= Francisco Nunes da Rosa =

Francisco Nunes da Rosa (22 February 1871? – 13 September 1946) was a Portuguese Catholic priest, short story writer and journalist.

==Biography==
Born in Rio Vista, California, United States of America, to Portuguese migrants, he returned with them, at the age of five, to Madalena, Pico Island.

Ordained in 1893, he became the parish priest at the Church of Santíssima Trindade in Mosteiro, on Flores Island, post he held until transferring to the parish of Nossa Senhora da Boa Nova das Bandeiras, on Pico Island, in 1896, where he remained until his death.

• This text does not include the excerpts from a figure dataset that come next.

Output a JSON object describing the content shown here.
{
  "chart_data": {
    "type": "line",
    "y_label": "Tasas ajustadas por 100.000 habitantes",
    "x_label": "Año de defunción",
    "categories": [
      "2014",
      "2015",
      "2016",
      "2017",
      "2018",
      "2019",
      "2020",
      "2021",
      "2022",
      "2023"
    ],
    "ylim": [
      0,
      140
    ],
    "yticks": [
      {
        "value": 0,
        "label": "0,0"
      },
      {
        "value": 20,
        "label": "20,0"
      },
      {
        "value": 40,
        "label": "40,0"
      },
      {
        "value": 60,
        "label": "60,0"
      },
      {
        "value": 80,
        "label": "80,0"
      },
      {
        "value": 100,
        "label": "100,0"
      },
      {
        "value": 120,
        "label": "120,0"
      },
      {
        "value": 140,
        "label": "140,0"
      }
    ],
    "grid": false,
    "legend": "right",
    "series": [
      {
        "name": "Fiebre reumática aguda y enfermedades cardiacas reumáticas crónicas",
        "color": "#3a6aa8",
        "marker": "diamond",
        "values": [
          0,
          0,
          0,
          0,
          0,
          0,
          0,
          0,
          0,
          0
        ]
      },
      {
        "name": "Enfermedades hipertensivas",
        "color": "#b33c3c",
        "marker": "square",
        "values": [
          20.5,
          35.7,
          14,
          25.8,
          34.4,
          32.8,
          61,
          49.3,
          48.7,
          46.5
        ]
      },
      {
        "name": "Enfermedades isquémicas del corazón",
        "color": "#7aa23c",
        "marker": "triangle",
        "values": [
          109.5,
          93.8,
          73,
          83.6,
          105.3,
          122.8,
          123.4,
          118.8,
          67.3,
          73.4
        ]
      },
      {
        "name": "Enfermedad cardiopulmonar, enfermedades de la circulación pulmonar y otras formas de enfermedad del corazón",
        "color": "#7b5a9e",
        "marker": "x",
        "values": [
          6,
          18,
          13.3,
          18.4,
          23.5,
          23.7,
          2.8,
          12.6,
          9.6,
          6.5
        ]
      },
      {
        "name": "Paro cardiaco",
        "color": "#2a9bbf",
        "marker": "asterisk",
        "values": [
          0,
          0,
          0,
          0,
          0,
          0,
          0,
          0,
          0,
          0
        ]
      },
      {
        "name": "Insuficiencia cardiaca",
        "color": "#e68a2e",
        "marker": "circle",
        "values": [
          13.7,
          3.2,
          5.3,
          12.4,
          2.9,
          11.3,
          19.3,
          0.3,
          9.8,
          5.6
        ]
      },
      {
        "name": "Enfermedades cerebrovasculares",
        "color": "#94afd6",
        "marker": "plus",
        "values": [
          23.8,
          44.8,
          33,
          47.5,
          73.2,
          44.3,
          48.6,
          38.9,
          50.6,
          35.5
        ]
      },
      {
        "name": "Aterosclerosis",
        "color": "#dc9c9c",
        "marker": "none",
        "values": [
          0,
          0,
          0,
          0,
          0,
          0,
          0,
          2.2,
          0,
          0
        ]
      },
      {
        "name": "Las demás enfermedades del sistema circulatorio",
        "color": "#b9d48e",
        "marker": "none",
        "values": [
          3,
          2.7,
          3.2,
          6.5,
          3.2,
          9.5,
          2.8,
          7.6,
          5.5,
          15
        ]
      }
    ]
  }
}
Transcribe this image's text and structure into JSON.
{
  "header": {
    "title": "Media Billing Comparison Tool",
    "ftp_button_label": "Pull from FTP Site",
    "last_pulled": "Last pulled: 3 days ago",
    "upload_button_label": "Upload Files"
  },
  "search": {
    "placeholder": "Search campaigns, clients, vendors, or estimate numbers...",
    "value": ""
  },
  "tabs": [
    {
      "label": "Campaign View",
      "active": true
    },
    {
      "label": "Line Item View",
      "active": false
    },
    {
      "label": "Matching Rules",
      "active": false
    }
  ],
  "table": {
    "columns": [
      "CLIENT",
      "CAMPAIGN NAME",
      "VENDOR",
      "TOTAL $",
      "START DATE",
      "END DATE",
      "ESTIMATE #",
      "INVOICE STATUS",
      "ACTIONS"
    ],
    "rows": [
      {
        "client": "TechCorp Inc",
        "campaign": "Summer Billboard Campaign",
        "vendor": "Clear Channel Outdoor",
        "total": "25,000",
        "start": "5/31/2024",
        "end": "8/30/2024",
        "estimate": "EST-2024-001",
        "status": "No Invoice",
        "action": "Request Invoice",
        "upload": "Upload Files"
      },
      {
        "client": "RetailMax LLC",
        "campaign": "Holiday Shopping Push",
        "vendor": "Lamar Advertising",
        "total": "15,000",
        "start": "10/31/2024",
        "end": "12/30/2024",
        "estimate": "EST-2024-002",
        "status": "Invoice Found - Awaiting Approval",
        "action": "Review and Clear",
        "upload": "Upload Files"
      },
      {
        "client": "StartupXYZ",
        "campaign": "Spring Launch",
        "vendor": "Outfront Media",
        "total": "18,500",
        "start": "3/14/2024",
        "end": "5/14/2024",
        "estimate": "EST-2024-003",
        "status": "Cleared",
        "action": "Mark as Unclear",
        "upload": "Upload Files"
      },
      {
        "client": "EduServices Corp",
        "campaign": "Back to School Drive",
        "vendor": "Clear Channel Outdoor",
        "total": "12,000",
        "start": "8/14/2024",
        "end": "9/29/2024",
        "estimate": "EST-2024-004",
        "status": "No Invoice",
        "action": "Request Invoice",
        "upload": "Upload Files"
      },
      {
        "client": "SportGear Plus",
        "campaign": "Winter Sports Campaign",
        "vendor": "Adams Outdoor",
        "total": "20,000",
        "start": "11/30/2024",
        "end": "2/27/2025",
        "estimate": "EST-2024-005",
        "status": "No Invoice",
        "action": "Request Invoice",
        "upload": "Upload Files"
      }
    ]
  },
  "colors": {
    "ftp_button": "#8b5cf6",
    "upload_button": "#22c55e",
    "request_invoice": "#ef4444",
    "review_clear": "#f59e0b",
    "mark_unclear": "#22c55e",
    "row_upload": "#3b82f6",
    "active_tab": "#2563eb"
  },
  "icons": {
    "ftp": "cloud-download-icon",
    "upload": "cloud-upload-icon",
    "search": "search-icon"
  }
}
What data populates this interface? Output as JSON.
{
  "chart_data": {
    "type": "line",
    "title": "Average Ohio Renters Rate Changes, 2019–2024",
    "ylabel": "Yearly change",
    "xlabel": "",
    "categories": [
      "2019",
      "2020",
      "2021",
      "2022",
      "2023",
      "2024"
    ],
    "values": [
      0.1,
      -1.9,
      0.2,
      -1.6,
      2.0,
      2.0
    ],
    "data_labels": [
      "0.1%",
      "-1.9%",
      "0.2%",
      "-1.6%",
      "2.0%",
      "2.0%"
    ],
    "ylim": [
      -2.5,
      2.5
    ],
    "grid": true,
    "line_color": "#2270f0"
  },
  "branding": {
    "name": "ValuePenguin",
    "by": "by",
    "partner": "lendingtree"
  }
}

While on Flores (1893-6), he wrote Pastorais do Mosteiro (1904) and while in Bandeiras (1896-1946) he wrote Gente das Ilhas.

Tomás da Rosa considers Nunes da Rosa one of the greatest Azorean storytellers, possibly second only to Vitorino Nemésio, deserving of a prominent place in the panorama of national fiction (Rosa, 1977), and, while “not reaching the level of the great Portuguese storytellers, he is, along with Florêncio Terra, a literary figure deserving of national projection, due to the quality of some of his stories of deep human expression with authentic, lively characters, in a very regional environment” (Rosa, 1990: 69).

He died in Bandeiras, Madalena, Pico Island on 13 September 1946.

==Bibliography==
- Rosa, Tomás da. (1977), Gente das ilhas de Nunes da Rosa. Vigília, Horta.
- Rosa, Tomás da. (1990), Alguns estudos, Horta, Câmara Municipal da Horta.